I just got done with the gurus in Boston.
That'd be Dr. Weinhouse, my pulmonologist at Brigham and Women's, and Dr. Alyea, my transplant specialist.
I went prepared with my own questions, thoughts, and ideas. I also brought along my parents who are like two other patients themselves, in a good way.
We made sure all the bases were covered.
I've gotten the green light to wean myself from prednisone.
According to Weinhouse, There is no longer any benefit to my lungs, and hopefully, decreasing this will allow more graft activity to fight my growing cancer.
I'll start alternating doses daily between 10 and 5 mg a week from Weds., then decrease to 5mg a day for a week after that. I'll watch my symptoms and see how my body adjusts to the decreased dosage to determine when I will completely remove myself from the prednisone, but BOO-RA I will no longer be taking steroids.
I'll continue with the photopheresis and will decrease the frequency to once a week starting this week, week twelve, which follows B&G's protocol.
Good news, that I'd forgotten, is that towards the end of therapy, the frequency can be extended to once every two weeks or once a month.
Hoo-raw for that too.
Dr. Alyea and I spoke at length before he made any recommendations.
I am certainly at a cross-roads in treatment.
I think anytime there is a recurrence or even an occurrence of cancer there is a cross roads.
I'm lucky I have the information and the confidence in the information I have to make educated, guided decisions with confidence.
I follow my heart and gut if I'm having trouble receiving an answer from my prayers and dreams.
I have decided to try a gentle course of chemotherapy that will not be as toxic as previous regimens in hopes that it will produce the same results that previous regimens have without the near fatal side effects.

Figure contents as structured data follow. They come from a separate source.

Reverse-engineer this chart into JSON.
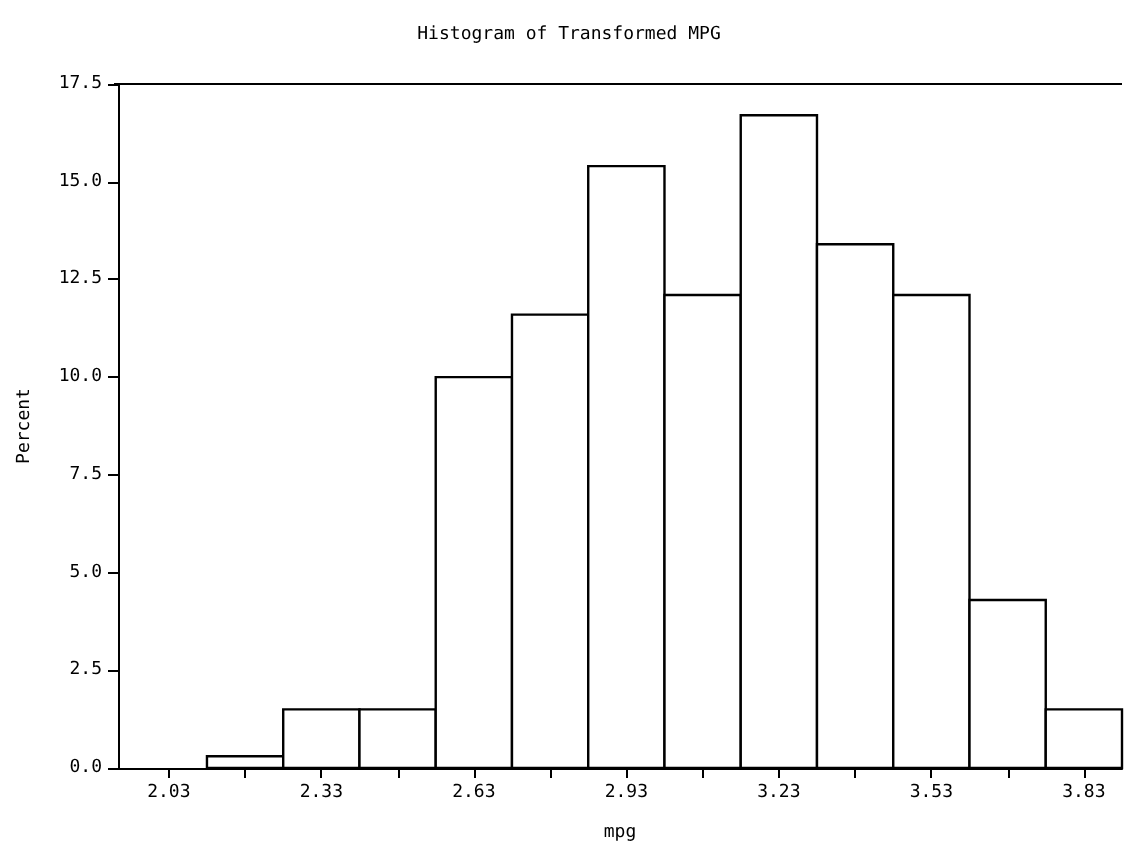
{
  "chart_data": {
    "type": "histogram",
    "title": "Histogram of Transformed MPG",
    "xlabel": "mpg",
    "ylabel": "Percent",
    "bins": [
      2.105,
      2.255,
      2.405,
      2.555,
      2.705,
      2.855,
      3.005,
      3.155,
      3.305,
      3.455,
      3.605,
      3.755,
      3.905
    ],
    "values": [
      0.3,
      1.5,
      1.5,
      10.0,
      11.6,
      15.4,
      12.1,
      16.7,
      13.4,
      12.1,
      4.3,
      1.5
    ],
    "color": "#ffffff",
    "xlim": [
      1.93,
      3.905
    ],
    "xticks": [
      2.03,
      {
        "value": 2.18,
        "label": null
      },
      2.33,
      {
        "value": 2.48,
        "label": null
      },
      2.63,
      {
        "value": 2.78,
        "label": null
      },
      2.93,
      {
        "value": 3.08,
        "label": null
      },
      3.23,
      {
        "value": 3.38,
        "label": null
      },
      3.53,
      {
        "value": 3.68,
        "label": null
      },
      3.83
    ],
    "ylim": [
      0,
      17.5
    ],
    "yticks": [
      {
        "value": 0,
        "label": "0.0"
      },
      2.5,
      {
        "value": 5,
        "label": "5.0"
      },
      7.5,
      {
        "value": 10,
        "label": "10.0"
      },
      12.5,
      {
        "value": 15,
        "label": "15.0"
      },
      17.5
    ],
    "grid": false
  }
}
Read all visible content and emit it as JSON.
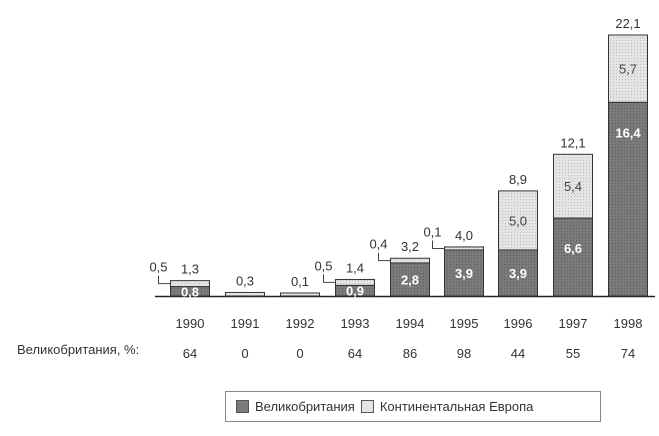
{
  "chart_data": {
    "type": "bar",
    "stacked": true,
    "categories": [
      "1990",
      "1991",
      "1992",
      "1993",
      "1994",
      "1995",
      "1996",
      "1997",
      "1998"
    ],
    "series": [
      {
        "name": "Великобритания",
        "values": [
          0.8,
          0.0,
          0.0,
          0.9,
          2.8,
          3.9,
          3.9,
          6.6,
          16.4
        ],
        "labels": [
          "0,8",
          "",
          "",
          "0,9",
          "2,8",
          "3,9",
          "3,9",
          "6,6",
          "16,4"
        ],
        "color": "#7a7a7a"
      },
      {
        "name": "Континентальная Европа",
        "values": [
          0.5,
          0.3,
          0.1,
          0.5,
          0.4,
          0.1,
          5.0,
          5.4,
          5.7
        ],
        "labels": [
          "",
          "",
          "",
          "",
          "",
          "",
          "5,0",
          "5,4",
          "5,7"
        ],
        "color": "#e4e4e4"
      }
    ],
    "totals": [
      1.3,
      0.3,
      0.1,
      1.4,
      3.2,
      4.0,
      8.9,
      12.1,
      22.1
    ],
    "total_labels": [
      "1,3",
      "0,3",
      "0,1",
      "1,4",
      "3,2",
      "4,0",
      "8,9",
      "12,1",
      "22,1"
    ],
    "leader_labels": [
      "0,5",
      "",
      "",
      "0,5",
      "0,4",
      "0,1",
      "",
      "",
      ""
    ],
    "share_row": {
      "label": "Великобритания, %:",
      "values": [
        "64",
        "0",
        "0",
        "64",
        "86",
        "98",
        "44",
        "55",
        "74"
      ]
    },
    "ylim": [
      0,
      22.1
    ],
    "legend_position": "bottom-right",
    "grid": false
  }
}
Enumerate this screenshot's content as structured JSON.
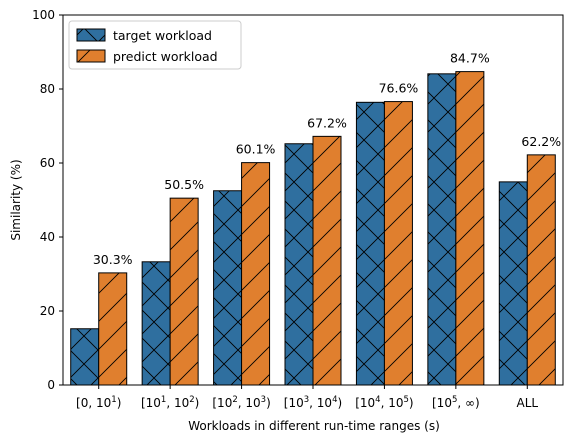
{
  "chart_data": {
    "type": "bar",
    "title": "",
    "xlabel": "Workloads in different run-time ranges (s)",
    "ylabel": "Similarity (%)",
    "ylim": [
      0,
      100
    ],
    "yticks": [
      0,
      20,
      40,
      60,
      80,
      100
    ],
    "grid": false,
    "legend_position": "top-left",
    "categories": [
      {
        "base": "[0, 10",
        "sup": "1",
        "tail": ")"
      },
      {
        "base": "[10",
        "sup": "1",
        "mid": ", 10",
        "sup2": "2",
        "tail": ")"
      },
      {
        "base": "[10",
        "sup": "2",
        "mid": ", 10",
        "sup2": "3",
        "tail": ")"
      },
      {
        "base": "[10",
        "sup": "3",
        "mid": ", 10",
        "sup2": "4",
        "tail": ")"
      },
      {
        "base": "[10",
        "sup": "4",
        "mid": ", 10",
        "sup2": "5",
        "tail": ")"
      },
      {
        "base": "[10",
        "sup": "5",
        "mid": ", ∞",
        "tail": ")"
      },
      {
        "base": "ALL"
      }
    ],
    "series": [
      {
        "name": "target workload",
        "color": "#2f6f9f",
        "hatch": "cross",
        "values": [
          15.2,
          33.3,
          52.5,
          65.2,
          76.4,
          84.1,
          54.9
        ]
      },
      {
        "name": "predict workload",
        "color": "#e07f2e",
        "hatch": "diagonal",
        "values": [
          30.3,
          50.5,
          60.1,
          67.2,
          76.6,
          84.7,
          62.2
        ]
      }
    ],
    "data_labels": [
      "30.3%",
      "50.5%",
      "60.1%",
      "67.2%",
      "76.6%",
      "84.7%",
      "62.2%"
    ]
  }
}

What I've had going for me all these years is that my cancer goes into remission easily.
It just never stays in remission.
Now we need to take into consideration the sensitivity of my lungs and ask ourselves if what I've been experiencing is really "bronchiolitis obliterans" or if it was some sort of pulmonary toxicity from the chemotherapy or even "radiation recall," a syndrome that can happen during chemotherapy whereby side effects of previous radiation therapy can be recalled with a vengeance.
I didn't know this existed.
The primary site of my pain, my fibrosis, my pneumothorax was in the area of my lung that had been radiated several times previously.
I love seeing Alyea.
He comes up with all these ideas and diagnosis I've never even heard of but certainly fit my patient picture.
I wish I could just hard wire into his brain and bring his thinking everywhere with me.
He seemed almost relieved by my choice to take the route I'm taking.
I know we both have very real doubts about my ability to survive another transplant, a chord blood transplant, or even harsh chemo regimens.
He was incredibly supportive of my choice, which makes me wonder why this possibility of treatment is not proposed sooner or more often.
The only reason I started to consider it was because I had heard of man other patients who had taken this route via the blogosphere.
Before as a provider, I thought treatment was all or nothing, in it to win it, do or die. There was no if you can't beat 'em, join 'em mentality.
He kept telling me how many options I had with this route. We talked about LDH, SGN-35, and something else.... Imatropins?
What I'm leaning towards is anything that can be administered locally at Norris Cotton.
Alyea recommended starting a single therapy chemo SOON, as did Dr. G and my mother.
They all think I will feel better once this cancer has been kicked in the ass.
I think I don't feel that bad.
Yes, I am tired. I am in pain. I'm bloated and I have trouble bending over or turning around, but that's no reason to rush into chemo is it?
I've always had a fear of chemo.
When I was first diagnosed I let staging drag on for four weeks to postpone chemo.
I knew then, like I know now, the cure kills as easily as the cancer.
But chemo SOON it is.
Alyea's #1 choice is vinblastine. I took this before in May 2006 as part of the original ABVD therapy that puts 75% of Hodgkin's patients into remission.
I remember this therapy.
It wasn't bad at all. I felt like a had a mild hang over for a week after receiving my infusion.
His #2. Is doxil. I took this chemo this past fall. If vinblastine proves to be too weak this could be added alongside.
I'm not a big doxil fan. It has the side effect of "mouth and hand disease." That's sloughing, painful ulcers forming in your mouth and hand.
I can confidently say, joining the big girl's club for a while was fun. Learning to accept and love myself and my body as it is was an important life lesson, but I think with the lack of steroids, the death of the large tumor in my epigastric region that is making me bloated, distended, and pregnant looking along with the addition of nausea, vomiting, and ulcers I won't have much of a problem dropping some poundage.
What a roller coaster.
But life still goes on, we're having our first soccer practice tonight after having to cancel our first two due to rain.
Tomorrow J, X and I are off for a family vacation to Washington DC, mooching off my momma's success and staying at a posh hotel while she toiles away in conferences.
We can't wait, it's coming at the perfect time.